As a member of the Student Executive Council (SEC), what role do you see yourself taking?

“As vice president of finance, I am an advocate for the student orgs. I want to make sure that our allocation adequately represents what the needs of the student orgs are. Part of doing all this research and background for our funding history is to get more quantitative statistics to present to the SEC, which I think will give us more data to back up assertions that we need more money to fund our student groups. I’m not saying we need a huge increase, I’m not even sure how much of an increase would be necessary. I know next semester, the SAF pot is higher with more students, so we didn’t need an increase. But we add 15 to 20 new organizations every year, so as we add new organizations we need more funding to fund them. Long story short, I sit on SEC as a directly elected official so I see myself as a voice for the students on the board.”

What is the thing you are most proud of in your time in USG so far?

“I think my time as a treasurer has taught me a lot of things. I’m really proud to fix the tiny issues for students that on a grand scale, like making sure they get their $40 reimbursement. It might seem minuscule, but interacting directly with the students and seeing how directly our system impacts them and doing my part to make sure that that is a good experience for them is something that I’m really proud of. One thing that instituting OrgSync has done is made our process a lot faster for students, especially this semester, now that we’ve worked out the kinks. It only takes two to three days to do reimbursements, and it’s all online and paperless, which really impacts students.”

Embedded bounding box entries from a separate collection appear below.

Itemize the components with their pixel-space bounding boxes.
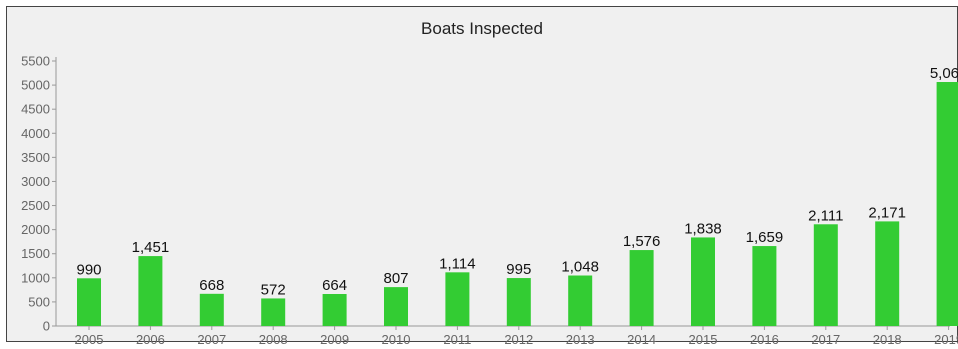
bar-value-label: 1,114: [439, 255, 475, 272]
bar: [77, 278, 101, 326]
x-tick-label: 2018: [873, 332, 902, 347]
bar-value-label: 668: [199, 277, 224, 294]
y-axis: 0 500 1000 1500 2000 2500 3000 3500 4000 4500 5000…: [21, 54, 57, 334]
bar-value-label: 1,451: [132, 239, 170, 256]
bar-value-label: 995: [506, 261, 531, 278]
y-tick-label: 500: [28, 294, 50, 309]
chart-frame: Boats Inspected: [6, 6, 958, 342]
bar: [875, 221, 900, 326]
bar-value-label: 2,111: [808, 207, 843, 224]
bar: [199, 293, 224, 326]
y-tick-label: 2500: [21, 198, 50, 213]
bar: [261, 298, 286, 326]
y-tick-label: 2000: [21, 222, 50, 237]
y-tick-label: 1500: [21, 246, 50, 261]
bar: [936, 82, 958, 327]
x-axis: 2005 2006 2007 2008 2009 2010 2011 2012 2013 2014…: [56, 325, 958, 347]
x-tick-label: 2014: [627, 332, 656, 347]
x-tick-label: 2006: [136, 332, 165, 347]
bar: [752, 246, 777, 326]
chart-title: Boats Inspected: [421, 19, 543, 38]
bar: [691, 237, 715, 326]
y-tick-label: 3000: [21, 174, 50, 189]
bar: [445, 272, 470, 326]
bar: [384, 287, 408, 326]
bar-value-label: 1,048: [561, 259, 599, 276]
bar: [629, 250, 654, 326]
x-tick-label: 2009: [320, 332, 349, 347]
bar-value-label: 2,171: [868, 204, 906, 221]
y-tick-label: 5000: [21, 78, 50, 93]
bar: [568, 275, 593, 326]
y-tick-label: 4500: [21, 102, 50, 117]
y-tick-label: 0: [43, 319, 50, 334]
x-tick-label: 2005: [75, 332, 104, 347]
bars: [77, 82, 958, 327]
x-tick-label: 2013: [566, 332, 595, 347]
bar-value-label: 5,064: [930, 65, 958, 82]
x-tick-label: 2007: [197, 332, 226, 347]
x-tick-label: 2008: [259, 332, 288, 347]
x-tick-label: 2012: [504, 332, 533, 347]
data-labels: 990 1,451 668 572 664 807 1,114 995 1,048 1,576 1,…: [76, 65, 958, 298]
bar-value-label: 1,659: [746, 229, 784, 246]
x-tick-label: 2011: [443, 332, 471, 347]
x-tick-label: 2017: [811, 332, 840, 347]
bar: [322, 294, 347, 326]
bar-value-label: 807: [383, 270, 408, 287]
bar-value-label: 990: [76, 261, 101, 278]
y-tick-label: 4000: [21, 126, 50, 141]
bar: [138, 256, 163, 326]
bar: [506, 278, 531, 326]
bar-value-label: 1,838: [684, 220, 722, 237]
y-tick-label: 5500: [21, 54, 50, 69]
x-tick-label: 2010: [382, 332, 411, 347]
y-tick-label: 3500: [21, 150, 50, 165]
bar-value-label: 664: [322, 277, 347, 294]
x-tick-label: 2016: [750, 332, 779, 347]
bar-value-label: 1,576: [623, 233, 661, 250]
bar-value-label: 572: [261, 281, 286, 298]
y-tick-label: 1000: [21, 270, 50, 285]
x-tick-label: 2015: [689, 332, 718, 347]
bar: [813, 224, 838, 326]
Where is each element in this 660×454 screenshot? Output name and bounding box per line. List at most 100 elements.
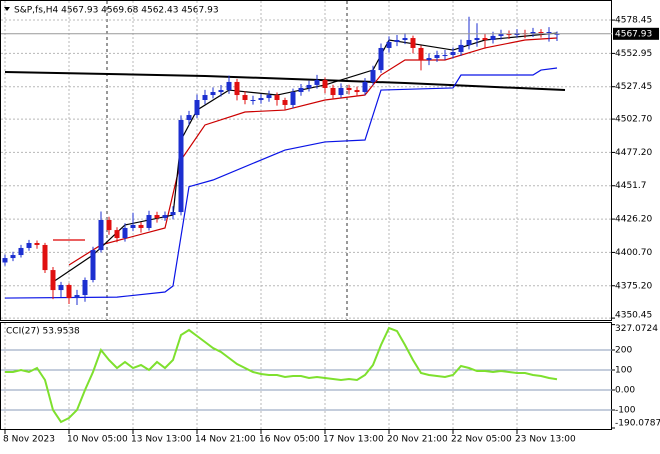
candle-body: [210, 92, 216, 96]
candle-body: [90, 250, 96, 280]
candle-body: [42, 244, 48, 271]
candle-body: [106, 219, 112, 231]
indicator-line: [4, 67, 558, 299]
x-tick-label: 13 Nov 13:00: [131, 435, 192, 445]
candle-body: [458, 44, 464, 53]
candle-body: [226, 81, 232, 91]
main-panel: [0, 0, 612, 321]
candle-body: [122, 227, 128, 239]
candle-body: [218, 90, 224, 93]
candle-body: [546, 32, 552, 34]
candle-body: [74, 295, 80, 299]
cci-title: CCI(27) 53.9538: [6, 327, 80, 337]
candle-body: [98, 219, 104, 251]
y-tick-label: 4502.70: [615, 115, 652, 125]
candle-body: [82, 279, 88, 296]
indicator-line: [68, 37, 558, 266]
candle-body: [162, 215, 168, 219]
candle-body: [354, 90, 360, 93]
candle-body: [10, 255, 16, 259]
candle-body: [402, 38, 408, 40]
x-tick-label: 23 Nov 13:00: [515, 435, 576, 445]
x-tick-label: 17 Nov 13:00: [323, 435, 384, 445]
candle-body: [154, 215, 160, 219]
y-tick-label: 4578.45: [615, 16, 652, 26]
candle-body: [114, 230, 120, 239]
candle-body: [50, 270, 56, 291]
candle-body: [266, 95, 272, 99]
candle-body: [306, 84, 312, 88]
y-tick-label: 4426.20: [615, 215, 652, 225]
candle-body: [18, 247, 24, 256]
candle-body: [258, 98, 264, 100]
y-tick-label: 4527.45: [615, 82, 652, 92]
candle-body: [298, 87, 304, 93]
candle-body: [58, 284, 64, 291]
candle-body: [378, 47, 384, 71]
candle-body: [34, 243, 40, 245]
y-tick-label: 4552.95: [615, 49, 652, 59]
y-tick-label: 327.0724: [615, 324, 658, 334]
candle-body: [170, 212, 176, 216]
candle-body: [474, 38, 480, 40]
x-tick-label: 8 Nov 2023: [3, 435, 55, 445]
candle-body: [290, 92, 296, 105]
candle-body: [26, 243, 32, 248]
candle-body: [282, 99, 288, 105]
candle-body: [66, 284, 72, 299]
candle-body: [242, 95, 248, 100]
last-price-label: 4567.93: [615, 29, 652, 39]
candle-body: [146, 215, 152, 228]
candle-body: [138, 224, 144, 228]
indicator-line: [52, 32, 558, 283]
candle-body: [362, 81, 368, 93]
candle-body: [202, 95, 208, 100]
candle-body: [274, 95, 280, 100]
menu-arrow[interactable]: [4, 7, 10, 11]
candle-body: [330, 87, 336, 96]
candle-body: [130, 224, 136, 228]
y-tick-label: 0.00: [615, 385, 635, 395]
x-tick-label: 16 Nov 05:00: [259, 435, 320, 445]
last-price-box: [613, 27, 659, 40]
candle-body: [178, 119, 184, 213]
candle-body: [370, 70, 376, 82]
y-tick-label: 4350.45: [615, 311, 652, 321]
candle-body: [322, 79, 328, 88]
candle-body: [498, 33, 504, 36]
candle-body: [482, 38, 488, 40]
x-tick-label: 10 Nov 05:00: [67, 435, 128, 445]
candle-body: [538, 32, 544, 34]
y-tick-label: 4477.20: [615, 148, 652, 158]
y-tick-label: -190.0787: [615, 419, 660, 429]
candle-body: [466, 39, 472, 45]
cci-line: [5, 326, 558, 424]
candle-body: [490, 35, 496, 40]
y-tick-label: -100: [615, 405, 636, 415]
candle-body: [314, 79, 320, 85]
candle-body: [2, 258, 8, 263]
candle-body: [506, 33, 512, 36]
candle-body: [410, 38, 416, 48]
x-tick-label: 22 Nov 05:00: [451, 435, 512, 445]
cci-panel: [0, 322, 612, 430]
indicator-line: [4, 71, 566, 92]
candle-body: [394, 39, 400, 42]
candle-body: [186, 115, 192, 120]
candle-body: [194, 99, 200, 116]
candle-body: [234, 81, 240, 96]
x-tick-label: 20 Nov 21:00: [387, 435, 448, 445]
candle-body: [450, 52, 456, 56]
y-tick-label: 4400.70: [615, 248, 652, 258]
candle-body: [442, 55, 448, 57]
candle-body: [434, 55, 440, 59]
chart-title: S&P,fs,H4 4567.93 4569.68 4562.43 4567.9…: [14, 6, 219, 16]
candle-body: [250, 99, 256, 101]
candle-body: [418, 47, 424, 60]
candle-body: [386, 41, 392, 48]
y-tick-label: 100: [615, 366, 632, 376]
candle-body: [346, 87, 352, 91]
candle-body: [426, 58, 432, 60]
candle-body: [338, 87, 344, 96]
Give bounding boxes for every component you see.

You mention in your letter of intent that you plan on doing a “thorough analysis of USG’s funding and request history.” How do you plan on doing this, and what is your end goal for the project?

“I mostly want to look in the last four to five years, because those are the groups that we still have on campus, and we’ll have similar numbers for how many groups and how large our budget was. As far as gathering specifics, I want to look at how many events students were funded. I think people sometimes don’t realize that a lack of funding to USG means sometimes a student organization only gets two or three events per semester. If people can get a qualitative and quantitative view of that and see what the direct impact funding cuts or increases has on how we’re able to fund groups, I think that’s really important. Just us saying we have $200,000 for mass funding instead of $230,000 for mass funding, that doesn’t tell anyone what that means for student organizations. Being able to tell everyone what an increase will do will be really helpful.”